Pharmacokinetics of a new cephalosporin, cefotaxime (HR 756) in patients with different renal functions.

Abstract

The pharmacokinetics of intramuscular doses of 1.0 g cefotaxime (HR 759) was studied in 19 persons with normal or reduced renal function. Quantitation was done by both microbiological and high pressure liquid chromatography (HPLC) methods. The HPLC determined unchanged cefotaxime and desacetyl cefotaxime and up to 2 more metabolites in serum, whether unchanged or biotransformed. Patients with renal functions within the normal range (inulin clearance above 100 ml/min) had a mean serum peak concentration of 24.5 ± 10.5 μg/ml. In renal failure, both serum concentrations and the terminal serum half-life (t½β) increased. The mean terminal serum half-life was 2.1 h according to the microbiological assay and 1.5 h according to the HPLC procedure at a glomerular filtration rate (GFR) of 100 ml/min. At an inulin clearance of 10 ml/min, the serum half-life was 6.0 h for the total microbiologically assayed activity and 3.6 h for unchanged drug. There is a linear relationship between log serum half-life of the three moieties of unchanged cefotaxime, total antimicrobial activity (agar diffusion assay with Escherichia coli as indicator), and the major metabolite desacetyl cefotaxime and log clearance of both inulin (ClI) and p-amino-hippuric acid (CIPAH) down to CII, of 10 ml/min.

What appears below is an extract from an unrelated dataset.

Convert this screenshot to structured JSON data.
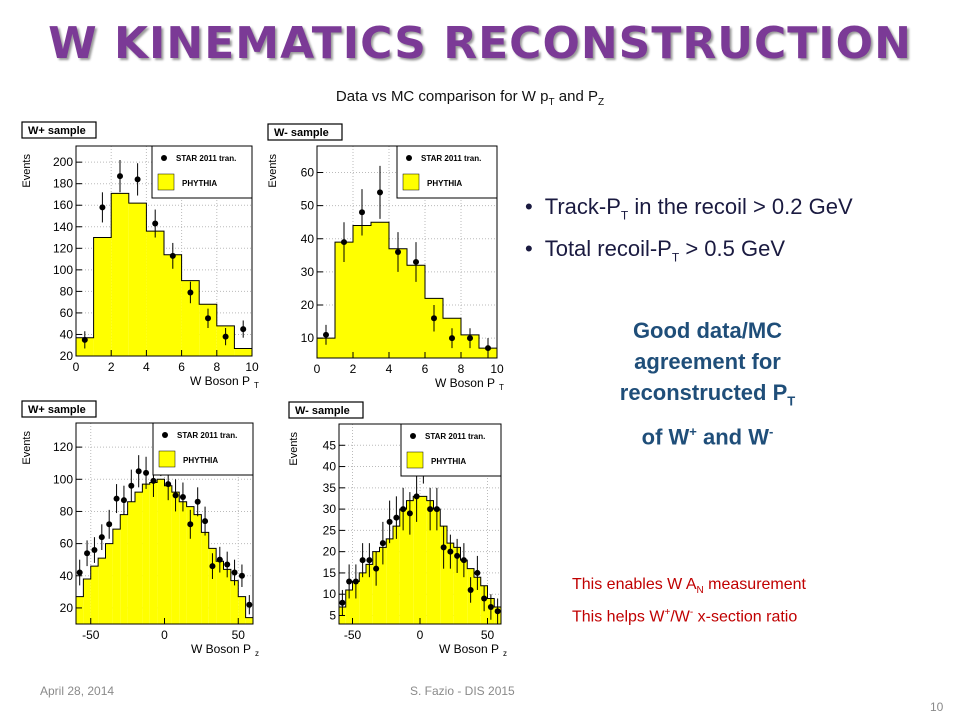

The excretion of unchanged drug in urine during 24 h was reduced gradually upon reduction in renal function from a mean of 59.4 ± 10.2% (range 52.1–77.1) in 5 subjects with GFR above 100 ml/min. The area volume of distribution, e.g. the area of the one-compartment linear open model or during the β-phase of the two-compartment model, Vd,area, was 34.3 ± 10.4 litres according to the microbiological assay and 27.3 ± 13.4 litres for unchanged cefotaxime in patients with renal function within the normal range. The patients with reduced renal function had only insignificantly different distribution volumes. The volumes in normal individuals correspond to 53% of the body weight. The deasacetyl cefotaxime metabolite is excreted more slowly than the parent compound and elimination is relatively longer compared to the parent compound in patients with reduced renal functions. Doses for patients with reduced renal function are discussed. Because nonrenal mechanisms of elimination assume importance when the renal route becomes inefficient, elimination is only moderately prolonged, even in patients with severe renal impairment. Therefore, only moderate reduction in dosage seems necessary.